Video blogger and makeup guide Rikki Poynter knows that feeling all too well. In a new video, "Shit Hearing People Say (Things You Don't Say to Deaf and Hard of Hearing)," she highlights some of the most ridiculous things she's been told as a deaf person.
"You don't look deaf," one person told Poynter, to which she responds, "Is there some type of secret dress code that we don't know about and that apparently the hearing people know about?" And sticking a Post-it note to her forehead, with the word "deaf" written on it, she asks, "Do I look deaf now?"

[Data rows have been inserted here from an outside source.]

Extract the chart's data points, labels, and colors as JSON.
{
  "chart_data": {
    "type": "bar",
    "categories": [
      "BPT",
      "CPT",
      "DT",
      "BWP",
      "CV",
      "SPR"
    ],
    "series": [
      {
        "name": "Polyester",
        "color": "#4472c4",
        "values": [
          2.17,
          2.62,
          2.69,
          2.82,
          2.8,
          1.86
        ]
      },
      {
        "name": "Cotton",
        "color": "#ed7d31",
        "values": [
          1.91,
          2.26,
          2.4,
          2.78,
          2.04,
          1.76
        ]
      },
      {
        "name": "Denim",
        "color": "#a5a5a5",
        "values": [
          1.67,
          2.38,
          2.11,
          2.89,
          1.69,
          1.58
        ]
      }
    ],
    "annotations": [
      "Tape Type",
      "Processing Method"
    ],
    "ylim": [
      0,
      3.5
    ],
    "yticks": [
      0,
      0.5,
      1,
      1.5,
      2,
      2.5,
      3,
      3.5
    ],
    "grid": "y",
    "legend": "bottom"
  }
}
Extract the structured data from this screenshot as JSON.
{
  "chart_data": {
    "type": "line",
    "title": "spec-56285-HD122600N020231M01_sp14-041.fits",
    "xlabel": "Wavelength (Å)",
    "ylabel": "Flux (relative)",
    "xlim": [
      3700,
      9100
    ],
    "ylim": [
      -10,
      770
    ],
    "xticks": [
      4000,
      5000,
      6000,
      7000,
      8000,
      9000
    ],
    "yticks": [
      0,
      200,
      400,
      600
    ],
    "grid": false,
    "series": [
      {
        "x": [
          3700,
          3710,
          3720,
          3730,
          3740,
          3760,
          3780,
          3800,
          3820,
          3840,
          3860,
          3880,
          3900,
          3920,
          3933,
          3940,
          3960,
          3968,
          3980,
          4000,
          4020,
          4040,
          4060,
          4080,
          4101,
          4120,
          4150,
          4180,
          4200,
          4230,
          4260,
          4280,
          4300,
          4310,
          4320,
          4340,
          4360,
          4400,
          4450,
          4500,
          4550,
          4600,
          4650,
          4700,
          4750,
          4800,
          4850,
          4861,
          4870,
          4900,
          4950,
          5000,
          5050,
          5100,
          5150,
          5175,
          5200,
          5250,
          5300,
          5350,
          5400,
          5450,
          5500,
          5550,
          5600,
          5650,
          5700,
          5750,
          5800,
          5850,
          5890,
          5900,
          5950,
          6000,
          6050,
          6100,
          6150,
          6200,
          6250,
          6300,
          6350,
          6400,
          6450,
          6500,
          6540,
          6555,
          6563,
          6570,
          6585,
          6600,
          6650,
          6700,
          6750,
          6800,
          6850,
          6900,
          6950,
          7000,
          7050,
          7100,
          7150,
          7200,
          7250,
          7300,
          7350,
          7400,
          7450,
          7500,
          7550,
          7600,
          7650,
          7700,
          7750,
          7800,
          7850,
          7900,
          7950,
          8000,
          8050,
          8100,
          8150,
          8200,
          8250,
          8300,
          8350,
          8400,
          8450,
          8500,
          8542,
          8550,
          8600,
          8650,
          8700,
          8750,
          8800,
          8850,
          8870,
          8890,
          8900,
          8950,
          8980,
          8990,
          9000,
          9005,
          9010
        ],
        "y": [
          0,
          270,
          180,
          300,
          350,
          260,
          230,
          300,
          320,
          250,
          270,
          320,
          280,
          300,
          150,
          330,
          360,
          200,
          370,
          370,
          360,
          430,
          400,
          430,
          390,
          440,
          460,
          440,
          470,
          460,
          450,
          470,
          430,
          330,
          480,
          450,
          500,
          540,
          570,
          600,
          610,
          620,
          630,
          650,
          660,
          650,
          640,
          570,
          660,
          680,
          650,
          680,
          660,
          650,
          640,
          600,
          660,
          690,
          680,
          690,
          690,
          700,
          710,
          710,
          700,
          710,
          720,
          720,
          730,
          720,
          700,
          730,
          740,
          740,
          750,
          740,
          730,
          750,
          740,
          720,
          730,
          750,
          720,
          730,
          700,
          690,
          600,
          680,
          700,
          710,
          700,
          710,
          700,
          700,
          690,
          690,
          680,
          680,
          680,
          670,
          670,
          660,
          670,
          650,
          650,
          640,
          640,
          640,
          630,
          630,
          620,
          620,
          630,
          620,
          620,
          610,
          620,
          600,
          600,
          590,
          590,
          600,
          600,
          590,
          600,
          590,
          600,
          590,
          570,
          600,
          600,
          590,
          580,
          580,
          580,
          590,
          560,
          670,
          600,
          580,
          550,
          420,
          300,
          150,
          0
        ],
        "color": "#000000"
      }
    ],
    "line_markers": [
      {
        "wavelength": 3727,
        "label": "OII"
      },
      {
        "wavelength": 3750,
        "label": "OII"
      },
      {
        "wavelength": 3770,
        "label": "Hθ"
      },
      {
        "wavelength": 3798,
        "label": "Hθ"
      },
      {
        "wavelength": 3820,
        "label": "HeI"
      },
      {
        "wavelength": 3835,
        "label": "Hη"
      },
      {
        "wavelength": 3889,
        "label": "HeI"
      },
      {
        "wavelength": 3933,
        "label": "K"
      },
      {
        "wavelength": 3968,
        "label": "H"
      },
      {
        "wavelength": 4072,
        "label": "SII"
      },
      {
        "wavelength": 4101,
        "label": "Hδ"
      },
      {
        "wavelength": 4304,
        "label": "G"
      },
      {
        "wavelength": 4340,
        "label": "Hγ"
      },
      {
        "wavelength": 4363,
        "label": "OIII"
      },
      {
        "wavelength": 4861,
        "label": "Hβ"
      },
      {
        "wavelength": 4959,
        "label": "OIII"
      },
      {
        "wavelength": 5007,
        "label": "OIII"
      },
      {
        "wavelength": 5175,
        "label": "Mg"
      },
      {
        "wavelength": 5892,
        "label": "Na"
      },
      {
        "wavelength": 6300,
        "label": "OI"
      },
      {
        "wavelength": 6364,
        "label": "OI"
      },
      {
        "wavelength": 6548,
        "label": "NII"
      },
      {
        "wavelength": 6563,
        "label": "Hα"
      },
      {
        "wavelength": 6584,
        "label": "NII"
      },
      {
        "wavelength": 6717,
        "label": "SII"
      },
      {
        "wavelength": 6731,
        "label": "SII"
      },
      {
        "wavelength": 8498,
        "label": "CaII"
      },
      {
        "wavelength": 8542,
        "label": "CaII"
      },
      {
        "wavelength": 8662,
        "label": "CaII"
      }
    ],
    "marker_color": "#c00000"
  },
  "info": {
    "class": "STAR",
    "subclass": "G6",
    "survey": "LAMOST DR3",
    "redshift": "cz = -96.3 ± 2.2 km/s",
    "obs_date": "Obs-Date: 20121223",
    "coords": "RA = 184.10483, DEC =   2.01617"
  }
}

Poynter's approach includes a healthy serving of snark, all the while making the important point that the experience of being deaf or hard of hearing is not monolithic. In the process, she also debunks some common myths, including that all deaf people must know sign language or can't possibly be able to talk using their voices and verbal language skills.
"Why don't you know sign language? You must not really be deaf," one person said. Poynter quips, "Last time I checked, deafness has to do with whether your ears work and not the languages you know." Indeed, some deaf or hard of hearing people undergo years of speech therapy to communicate verbally. Others primarily use sign language.
While most might assume that not having conventional hearing abilities is relatively rare, in fact, that's not true at all. According to the National Institutes of Health, 1 in 8 people in the United States — 13% of all Americans — aged 12 or older has hearing loss in both ears, based on standard hearing examinations. The types of clueless remarks Poynter discusses are actually quite common.
If there's anything to be learned from the video, it's that deaf and hard of hearing people don't want to be anyone's sideshow, nor do they appreciate being made the butt of clueless jokes about their ability. It only takes a moment to make a callous remark, but it also takes only a moment to replace it with conscientiousness and empathy.